I took a break from writing last week, because my new business venture and coaching took priority. Also, because I just wasn’t sure what I wanted to say next. I’ve been pondering ways to discuss my business and the challenges I face owning a dance studio. I say the word “challenges,” because unfortunately that’s the way I have been feeling lately. Simply put, I’m overwhelmingly burnt out and a little sick. I can’t seem to escape the kiddos’ germs.
There are beautiful moments in the madness, of course, and I truly am a “glass is half full” type of person, but I will say I am ready for a break!
I want to be that person or blogger that everyone looks to for the best advice on staying positive, business ownership, and guidance on how to build success. I believe I have great tips for all of those things, but I’m human and I would be lying if I said that every single time I get kicked down by life that I let it go and keep going. I do continue moving forward in regards to getting my work done, but it’s done with loads of caffeine, sometimes discontentment, and a large dose of complaining. Sorry boyfriend!

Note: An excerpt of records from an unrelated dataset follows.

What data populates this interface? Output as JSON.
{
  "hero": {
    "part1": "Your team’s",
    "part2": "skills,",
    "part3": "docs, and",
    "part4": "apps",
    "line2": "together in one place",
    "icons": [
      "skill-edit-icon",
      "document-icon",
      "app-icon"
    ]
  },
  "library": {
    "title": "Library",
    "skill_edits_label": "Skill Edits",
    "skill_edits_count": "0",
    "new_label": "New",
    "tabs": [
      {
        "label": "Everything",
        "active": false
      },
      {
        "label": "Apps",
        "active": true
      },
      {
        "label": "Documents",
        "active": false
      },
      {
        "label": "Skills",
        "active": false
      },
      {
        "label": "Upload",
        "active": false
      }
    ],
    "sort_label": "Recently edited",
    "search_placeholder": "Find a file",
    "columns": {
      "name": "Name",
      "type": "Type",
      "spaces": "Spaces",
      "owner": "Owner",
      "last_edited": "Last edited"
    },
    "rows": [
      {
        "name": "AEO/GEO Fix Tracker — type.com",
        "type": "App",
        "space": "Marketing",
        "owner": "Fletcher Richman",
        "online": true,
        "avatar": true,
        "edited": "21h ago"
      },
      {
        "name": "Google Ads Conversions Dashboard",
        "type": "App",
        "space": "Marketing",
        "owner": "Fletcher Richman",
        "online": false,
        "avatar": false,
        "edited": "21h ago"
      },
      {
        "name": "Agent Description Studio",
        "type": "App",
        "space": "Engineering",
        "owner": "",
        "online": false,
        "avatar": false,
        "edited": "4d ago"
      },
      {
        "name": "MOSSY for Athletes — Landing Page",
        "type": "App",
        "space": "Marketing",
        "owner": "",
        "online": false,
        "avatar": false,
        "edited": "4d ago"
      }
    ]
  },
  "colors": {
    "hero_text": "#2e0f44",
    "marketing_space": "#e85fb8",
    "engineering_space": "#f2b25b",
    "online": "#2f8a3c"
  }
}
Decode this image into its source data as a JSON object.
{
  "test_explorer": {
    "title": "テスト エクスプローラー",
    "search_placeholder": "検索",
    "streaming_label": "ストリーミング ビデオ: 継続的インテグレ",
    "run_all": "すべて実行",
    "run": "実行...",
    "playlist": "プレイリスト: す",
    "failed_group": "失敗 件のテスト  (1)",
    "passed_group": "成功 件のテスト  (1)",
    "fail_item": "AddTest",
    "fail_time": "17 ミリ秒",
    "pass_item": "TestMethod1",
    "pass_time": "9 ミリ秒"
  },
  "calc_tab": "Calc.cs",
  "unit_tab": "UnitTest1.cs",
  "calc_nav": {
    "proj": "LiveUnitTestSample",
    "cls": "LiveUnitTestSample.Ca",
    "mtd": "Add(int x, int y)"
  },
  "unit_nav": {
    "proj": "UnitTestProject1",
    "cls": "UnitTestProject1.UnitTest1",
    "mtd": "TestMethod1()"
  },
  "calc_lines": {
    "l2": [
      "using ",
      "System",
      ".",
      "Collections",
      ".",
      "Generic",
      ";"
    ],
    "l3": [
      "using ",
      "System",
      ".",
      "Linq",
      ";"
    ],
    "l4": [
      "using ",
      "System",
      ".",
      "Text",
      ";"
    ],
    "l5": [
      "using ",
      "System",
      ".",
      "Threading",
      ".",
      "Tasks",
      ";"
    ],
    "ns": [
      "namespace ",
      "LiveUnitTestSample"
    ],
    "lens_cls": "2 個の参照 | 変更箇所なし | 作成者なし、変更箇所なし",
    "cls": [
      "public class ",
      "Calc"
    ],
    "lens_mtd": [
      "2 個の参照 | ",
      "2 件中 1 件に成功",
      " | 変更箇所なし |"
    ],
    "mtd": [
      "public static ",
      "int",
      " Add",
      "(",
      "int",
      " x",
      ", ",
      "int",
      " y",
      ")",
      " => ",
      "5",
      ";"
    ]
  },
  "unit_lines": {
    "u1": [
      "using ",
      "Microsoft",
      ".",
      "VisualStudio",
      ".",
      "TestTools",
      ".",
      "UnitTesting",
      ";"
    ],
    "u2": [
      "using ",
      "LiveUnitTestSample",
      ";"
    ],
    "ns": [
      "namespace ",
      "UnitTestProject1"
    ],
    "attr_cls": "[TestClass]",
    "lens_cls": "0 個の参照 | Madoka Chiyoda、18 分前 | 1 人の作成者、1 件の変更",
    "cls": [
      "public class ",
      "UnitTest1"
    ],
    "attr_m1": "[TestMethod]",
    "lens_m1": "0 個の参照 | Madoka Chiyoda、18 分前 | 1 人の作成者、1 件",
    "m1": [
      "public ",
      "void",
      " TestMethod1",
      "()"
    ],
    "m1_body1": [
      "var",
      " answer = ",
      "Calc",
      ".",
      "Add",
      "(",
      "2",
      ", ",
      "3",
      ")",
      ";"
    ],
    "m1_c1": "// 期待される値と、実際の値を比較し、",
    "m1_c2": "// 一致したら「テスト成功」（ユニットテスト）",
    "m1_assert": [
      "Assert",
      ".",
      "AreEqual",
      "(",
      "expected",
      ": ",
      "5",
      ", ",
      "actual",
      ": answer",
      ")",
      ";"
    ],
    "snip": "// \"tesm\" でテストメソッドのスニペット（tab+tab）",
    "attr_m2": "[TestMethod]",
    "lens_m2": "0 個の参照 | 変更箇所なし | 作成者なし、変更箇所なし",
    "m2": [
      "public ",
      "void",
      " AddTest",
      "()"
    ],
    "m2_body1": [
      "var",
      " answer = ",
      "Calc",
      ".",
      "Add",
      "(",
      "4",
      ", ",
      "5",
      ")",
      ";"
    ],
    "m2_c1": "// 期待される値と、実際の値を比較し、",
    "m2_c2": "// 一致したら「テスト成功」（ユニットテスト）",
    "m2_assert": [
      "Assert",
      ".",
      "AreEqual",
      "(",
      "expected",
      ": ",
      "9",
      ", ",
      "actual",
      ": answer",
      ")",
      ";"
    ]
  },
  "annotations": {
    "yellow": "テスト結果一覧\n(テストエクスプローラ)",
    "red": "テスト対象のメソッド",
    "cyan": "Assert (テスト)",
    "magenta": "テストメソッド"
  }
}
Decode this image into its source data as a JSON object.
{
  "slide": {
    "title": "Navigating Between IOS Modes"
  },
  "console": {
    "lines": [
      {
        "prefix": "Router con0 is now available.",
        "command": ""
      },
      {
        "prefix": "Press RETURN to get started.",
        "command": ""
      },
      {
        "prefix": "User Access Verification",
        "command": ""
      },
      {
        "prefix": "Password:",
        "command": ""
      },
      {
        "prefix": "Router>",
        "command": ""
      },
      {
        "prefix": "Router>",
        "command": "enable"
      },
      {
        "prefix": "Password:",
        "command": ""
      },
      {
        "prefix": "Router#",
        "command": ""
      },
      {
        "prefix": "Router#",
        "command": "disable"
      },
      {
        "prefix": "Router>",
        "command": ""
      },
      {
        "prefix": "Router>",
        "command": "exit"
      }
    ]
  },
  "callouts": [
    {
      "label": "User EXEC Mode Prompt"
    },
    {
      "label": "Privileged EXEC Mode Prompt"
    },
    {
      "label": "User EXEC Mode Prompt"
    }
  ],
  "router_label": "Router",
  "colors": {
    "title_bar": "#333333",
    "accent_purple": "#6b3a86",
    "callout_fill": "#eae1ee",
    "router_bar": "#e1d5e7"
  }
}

The “show must go on” attitiude is something I struggle with everyday. I don’t make enough time to center myself. I don’t meditate everyday like I’d like too. I continue working on my business at all hours of the night. Because of this, my sleep schedule is far from normal. Even then still, I make sure my obligations are fulfilled and everyone’s expectations are met, but my biggest question lately is…at what cost emotionally, physically, and mentally?
I find it ironic that I picked a career where there are literally hundreds of people relying on me, but I am as sensitive as they come. Despite the strong exterior, I can not have someone upset with me for more than a day. It would eat me alive. I care so incredibly much and the need to please people causes me more anxiety than I’d like to admit. It’s bittersweet carrying that weight, but I also know that running a business, a successful business, takes compassion and empathy. I’d rather be this way than the alternative. I’m slowly learning how to take care of my sensitive soul and even in the midst of all the stress, I do practice self-care, at least a little bit!
- I spend time by myself. Not often, because Kyle and I live together, but when I get a night where he is away I don’t always fill it with friends or big plans. Instead, the only thing I plan is to be with me. I do laundry, binge watch Hulu, take a bath, bake, drink wine, take on small tasks on the to-do list, or write, like I currently am now. It’s amazing how healing it is for me. After spending all week communcating with kids and parents, the best thing to do for myself is to say nothing for a whole night.
- I work out. I should work out everyday, but the physical demands of teaching dance at night, make that difficult. I do still make it to the gym at least 2-4 times a week. Yes, it’s to make sure I maintain my girlish figure or whatever, but it’s also for my mental well-being. There’s a difference between the exercise I get teaching and dancing than running and lifting. When I’m on the treadmill or stairclimber I will say positive mantras over and over again. Something like, “You are strong. You are content. You will make a difference today.” Variations of those messages to myself while working out are the reason I don’t go insane.
- I call my family. Seems obvious, but I don’t do it nearly enough. I think I just try to avoid the feelings of missing them, so I end up calling a little less often. I came to that realization recently, and I’m now trying to reach out frequently simply because I need it. I still need the healing voice of my grandma, the thought-provoking words from my mom, and the confidence boost from my grandpa.
- I make time for travel. I feel like I have an innate need to travel. This might be overdramatic, but if I don’t hop on an airplane or take a roadtrip at least 2-3 times a year, I don’t think I’d survive. The feeling of experiencing a new place reminds me that there is so much more to do in this life and many more ways to impact people. It’s completing motivating and invigorating. I’m grateful that I had the privilege to travel often as I grew up and I’m blessed that I’m at a point in my life where travel is possible.
- I’m listening to my body. A lot of times that means saying no more often and taking time to rest. I always used to run, run, run and then I’d break or get physically sick. I’m not saying that doesn’t still happen every so often, but at least I now am recognizing when I need to just have a night of netflix and chocolate ice cream. I love being busy. In fact, I thrive off of stress to the most dysfunctional degree. But, by being self-aware and forcing myself to take breaks, I’ve been able to manage that stress effectively throughout the last couple years.
Things I’d love to work on or practice more often:
Further my spirituality and continue to find out what God means to me. Pray. Read. Do yoga daily instead of once a month. Eat less sugar. Reach out for help when I need it. Let go of things I can’t control a little quicker. Stop getting worked up so easily and taking it out on my poor boyfriend. Last, but not least, never sacrifice my mental well-being. It needs to be a priority, in every stage of my life.
Thanks for reading a very personal entry of mine and I hope you find some peace knowing that we all need to get better at taking care of ourselves. You’re not the only one struggling, but hey, if you’re kicking ass at it…send me some of your wisdom!